Prima di sparire nell’oceano, le 239 persone a bordo del volo MH370 della Malaysia Airlines, scomparso sette mesi fa senza lasciare traccia, hanno percepito che l’aereo aveva spento i motori perché il carburante era finito e poi hanno assistito impotenti mentre precipitava verso la superficie azzurra in una lunga spirale: si può solo immaginare il panico a bordo in quegli ultimi minuti di una vicenda che è tuttora uno dei più grandi misteri della storia dell’aviazione.
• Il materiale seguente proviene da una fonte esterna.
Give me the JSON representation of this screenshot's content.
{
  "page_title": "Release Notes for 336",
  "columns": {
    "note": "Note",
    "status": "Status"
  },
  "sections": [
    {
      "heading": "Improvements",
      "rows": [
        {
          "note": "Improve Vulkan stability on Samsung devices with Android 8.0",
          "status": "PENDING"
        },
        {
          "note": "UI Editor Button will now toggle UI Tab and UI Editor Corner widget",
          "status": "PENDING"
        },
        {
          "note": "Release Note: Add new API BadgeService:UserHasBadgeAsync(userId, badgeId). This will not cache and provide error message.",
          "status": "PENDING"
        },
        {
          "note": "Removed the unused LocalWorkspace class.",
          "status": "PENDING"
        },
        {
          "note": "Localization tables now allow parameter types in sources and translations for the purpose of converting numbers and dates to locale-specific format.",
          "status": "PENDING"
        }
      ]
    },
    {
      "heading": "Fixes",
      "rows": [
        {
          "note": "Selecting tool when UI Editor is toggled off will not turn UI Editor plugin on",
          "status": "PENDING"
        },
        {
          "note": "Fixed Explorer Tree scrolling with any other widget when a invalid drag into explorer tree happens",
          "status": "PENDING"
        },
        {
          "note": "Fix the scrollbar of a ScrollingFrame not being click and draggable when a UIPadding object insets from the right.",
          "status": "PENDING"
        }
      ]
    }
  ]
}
A questa drammatica conclusione sugli ultimi minuti dei passeggeri a bordo del Boeing 777 decollato da Kuala Lumpur, che l’8 marzo volava in direzione opposta alla rotta prevista verso Pechino, sono giunti alcuni esperti dell’Australian Transport Safety Bureau (Atsb) dopo aver lavorato a lungo a una “simulazione di fine volo”.
“I dati del simulatore – si legge in un passaggio del rapporto dei tecnici – indicano l’esaurimento del carburante nel motore di destra, seguito da arresto della combustione del motore sinistro senza input di controllo”. Secondo questo scenario, l’aereo sarebbe disceso a spirale verso sinistra, finendo in acqua entro una distanza relativamente ridotta, dopo il completo esaurimento del carburante nei motori.
La ricerca del relitto dell’aereo nel sud dell’Oceano indiano è ripreso lunedì dopo una sospensione di quattro mesi. Una nave specializzata noleggiata dalla Malaysia ha cominciato a sondare i fondali. A dare speranza alle ricerche c’è il precedente del relitto del volo dell’Air France in volo fra il Brasile e la Francia e ritrovato nelle profondità dell’Atlantico quasi due anni dopo lo schianto.